Despite of what you might read here: https://cwiki.apache.org/confluence/display/Hive/AvroSerDe we have found that avro in hive has several gotchas. Thus we are documenting what has worked for us.


Create tables with avro schema

We have found that easies is to use the avro.schema.literal. property.

Example of how to create a table (if schema is too large you might need to remove all whitespace)

CREATE TABLE nuria_avro
  ROW FORMAT SERDE
  'org.apache.hadoop.hive.serde2.avro.AvroSerDe'
  STORED as INPUTFORMAT
  'org.apache.hadoop.hive.ql.io.avro.AvroContainerInputFormat'
  OUTPUTFORMAT
  'org.apache.hadoop.hive.ql.io.avro.AvroContainerOutputFormat'
  TBLPROPERTIES (
'avro.schema.literal'='
{
    "type": "record",
     "namespace": "org.wikimedia.analytics.schemas",
    "name": "testTable",
    "fields": [
        {"name": "userName",        "type": "string", "default":""},
        {"name": "favouriteNumber", "type": "int", "default":1},
        {"name": "interests",       "type": {"type": "array", "items": "string"}, "default":[]}
    ]
}');


Update schema

Updating schema requires updating the TBLPROPERTY. Please note that optional fields in avro have to be defined a certain way using unions, see specifications for details: [1]


ALTER TABLE nuria_avro SET TBLPROPERTIES ('avro.schema.literal'='
{
    "type": "record",
    "namespace": "org.wikimedia.analytics.schemas",
    "name": "testTable",
    "fields": [
        {"name": "userName",        "type": "string", "default":""},
        {"name":"lastName",         "type":["string", "null"], "default":""},
        {"name": "favouriteNumber", "type": "int", "default":1},
        {"name": "interests",       "type": {"type": "array", "items": "string"}, "default":[]}
    ]
}');

External Tables

When interacting with data that is not created within hive, for example data written out by Camus, an external table needs to be created to point at that data.

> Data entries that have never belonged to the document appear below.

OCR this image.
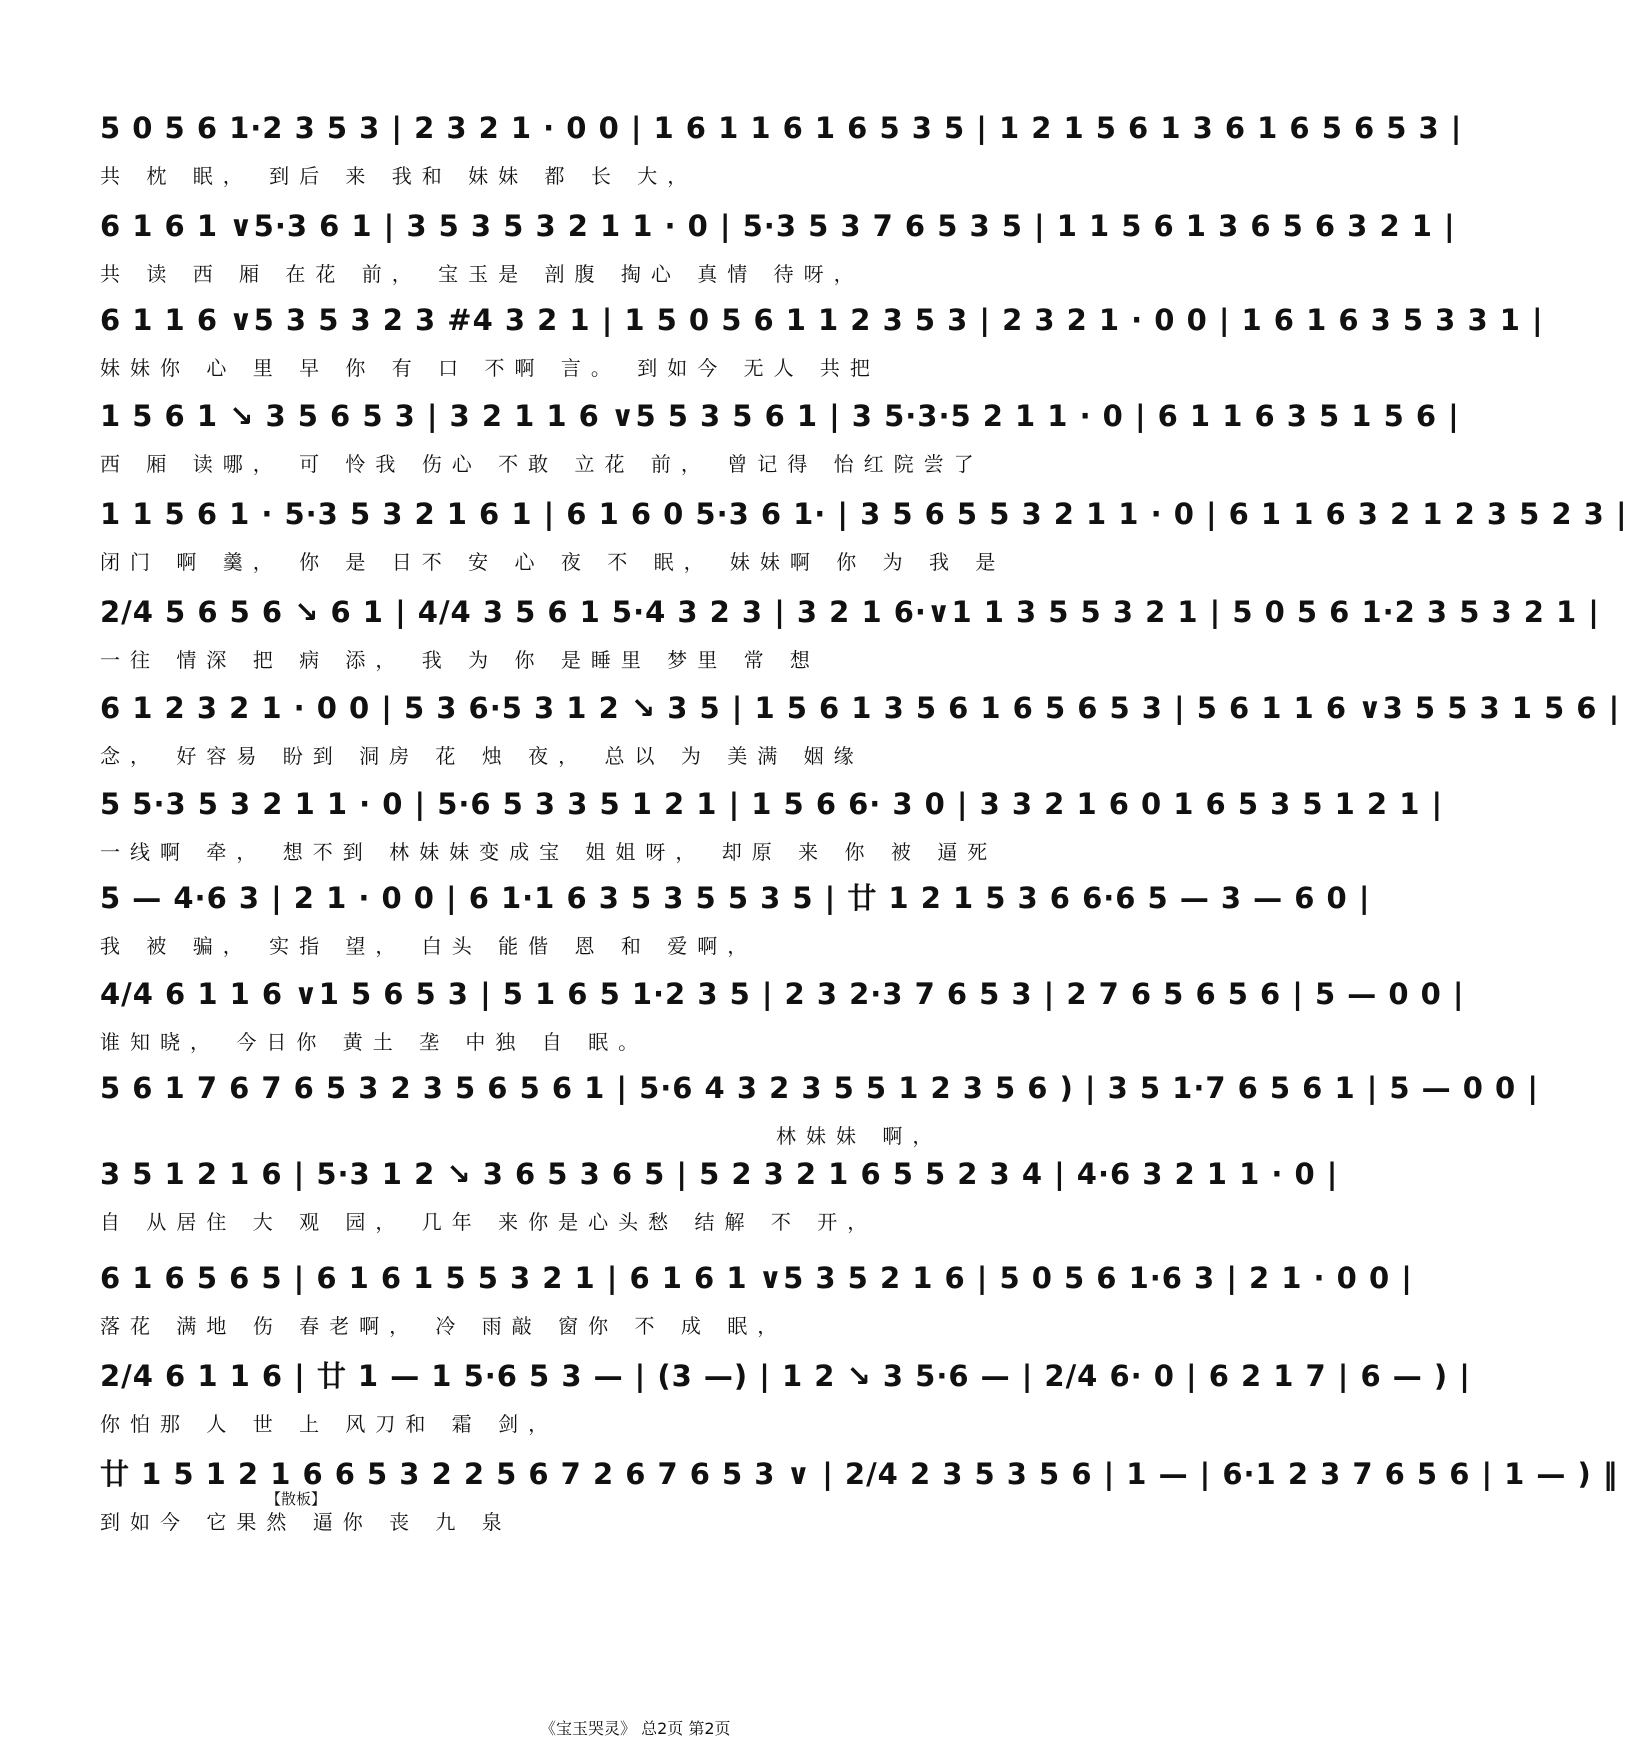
5 0 5 6 1·2 3 5 3 | 2 3 2 1 · 0 0 | 1 6 1 1 6 1 6 5 3 5 | 1 2 1 5 6 1 3 6 1 6 5 6 5 3 |
共 枕 眠， 到后 来 我和 妹妹 都 长 大，
6 1 6 1 ∨5·3 6 1 | 3 5 3 5 3 2 1 1 · 0 | 5·3 5 3 7 6 5 3 5 | 1 1 5 6 1 3 6 5 6 3 2 1 |
共 读 西 厢 在花 前， 宝玉是 剖腹 掏心 真情 待呀，
6 1 1 6 ∨5 3 5 3 2 3 #4 3 2 1 | 1 5 0 5 6 1 1 2 3 5 3 | 2 3 2 1 · 0 0 | 1 6 1 6 3 5 3 3 1 |
妹妹你 心 里 早 你 有 口 不啊 言。 到如今 无人 共把
1 5 6 1 ↘ 3 5 6 5 3 | 3 2 1 1 6 ∨5 5 3 5 6 1 | 3 5·3·5 2 1 1 · 0 | 6 1 1 6 3 5 1 5 6 |
西 厢 读哪， 可 怜我 伤心 不敢 立花 前， 曾记得 怡红院尝了
1 1 5 6 1 · 5·3 5 3 2 1 6 1 | 6 1 6 0 5·3 6 1· | 3 5 6 5 5 3 2 1 1 · 0 | 6 1 1 6 3 2 1 2 3 5 2 3 |
闭门 啊 羹， 你 是 日不 安 心 夜 不 眠， 妹妹啊 你 为 我 是
2/4 5 6 5 6 ↘ 6 1 | 4/4 3 5 6 1 5·4 3 2 3 | 3 2 1 6·∨1 1 3 5 5 3 2 1 | 5 0 5 6 1·2 3 5 3 2 1 |
一往 情深 把 病 添， 我 为 你 是睡里 梦里 常 想
6 1 2 3 2 1 · 0 0 | 5 3 6·5 3 1 2 ↘ 3 5 | 1 5 6 1 3 5 6 1 6 5 6 5 3 | 5 6 1 1 6 ∨3 5 5 3 1 5 6 |
念， 好容易 盼到 洞房 花 烛 夜， 总以 为 美满 姻缘
5 5·3 5 3 2 1 1 · 0 | 5·6 5 3 3 5 1 2 1 | 1 5 6 6· 3 0 | 3 3 2 1 6 0 1 6 5 3 5 1 2 1 |
一线啊 牵， 想不到 林妹妹变成宝 姐姐呀， 却原 来 你 被 逼死
5 — 4·6 3 | 2 1 · 0 0 | 6 1·1 6 3 5 3 5 5 3 5 | 廿 1 2 1 5 3 6 6·6 5 — 3 — 6 0 |
我 被 骗， 实指 望， 白头 能偕 恩 和 爱啊，
4/4 6 1 1 6 ∨1 5 6 5 3 | 5 1 6 5 1·2 3 5 | 2 3 2·3 7 6 5 3 | 2 7 6 5 6 5 6 | 5 — 0 0 |
谁知晓， 今日你 黄土 垄 中独 自 眠。
5 6 1 7 6 7 6 5 3 2 3 5 6 5 6 1 | 5·6 4 3 2 3 5 5 1 2 3 5 6 ) | 3 5 1·7 6 5 6 1 | 5 — 0 0 |
林妹妹 啊，
3 5 1 2 1 6 | 5·3 1 2 ↘ 3 6 5 3 6 5 | 5 2 3 2 1 6 5 5 2 3 4 | 4·6 3 2 1 1 · 0 |
自 从居住 大 观 园， 几年 来你是心头愁 结解 不 开，
6 1 6 5 6 5 | 6 1 6 1 5 5 3 2 1 | 6 1 6 1 ∨5 3 5 2 1 6 | 5 0 5 6 1·6 3 | 2 1 · 0 0 |
落花 满地 伤 春老啊， 冷 雨敲 窗你 不 成 眠，
【散板】
2/4 6 1 1 6 | 廿 1 — 1 5·6 5 3 — | (3 —) | 1 2 ↘ 3 5·6 — | 2/4 6· 0 | 6 2 1 7 | 6 — ) |
你怕那 人 世 上 风刀和 霜 剑，
廿 1 5 1 2 1 6 6 5 3 2 2 5 6 7 2 6 7 6 5 3 ∨ | 2/4 2 3 5 3 5 6 | 1 — | 6·1 2 3 7 6 5 6 | 1 — ) ‖
到如今 它果然 逼你 丧 九 泉
《宝玉哭灵》 总2页 第2页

CREATE EXTERNAL TABLE `avro_test`
PARTITIONED BY ( 
  `year` string, 
  `month` string, 
  `day` string, 
  `hour` string)
ROW FORMAT SERDE 
  'org.apache.hadoop.hive.serde2.avro.AvroSerDe' 
STORED AS INPUTFORMAT 
  'org.apache.hadoop.hive.ql.io.avro.AvroContainerInputFormat' 
OUTPUTFORMAT 
  'org.apache.hadoop.hive.ql.io.avro.AvroContainerOutputFormat'
LOCATION
  'hdfs://analytics-hadoop/wmf/data/raw/mediawiki/mediawiki_testTable/hourly'
TBLPROPERTIES (
  'avro.schema.literal'='{
    "type": "record",
    "namespace": "org.wikimedia.analytics.schemas",
    "name": "testTable",
    "fields": [
        {"name": "userName",        "type": "string", "default":""},
        {"name":"lastName",         "type":["string", "null"], "default":""},
        {"name": "favouriteNumber", "type": "int", "default":1}
    ]
  }'
)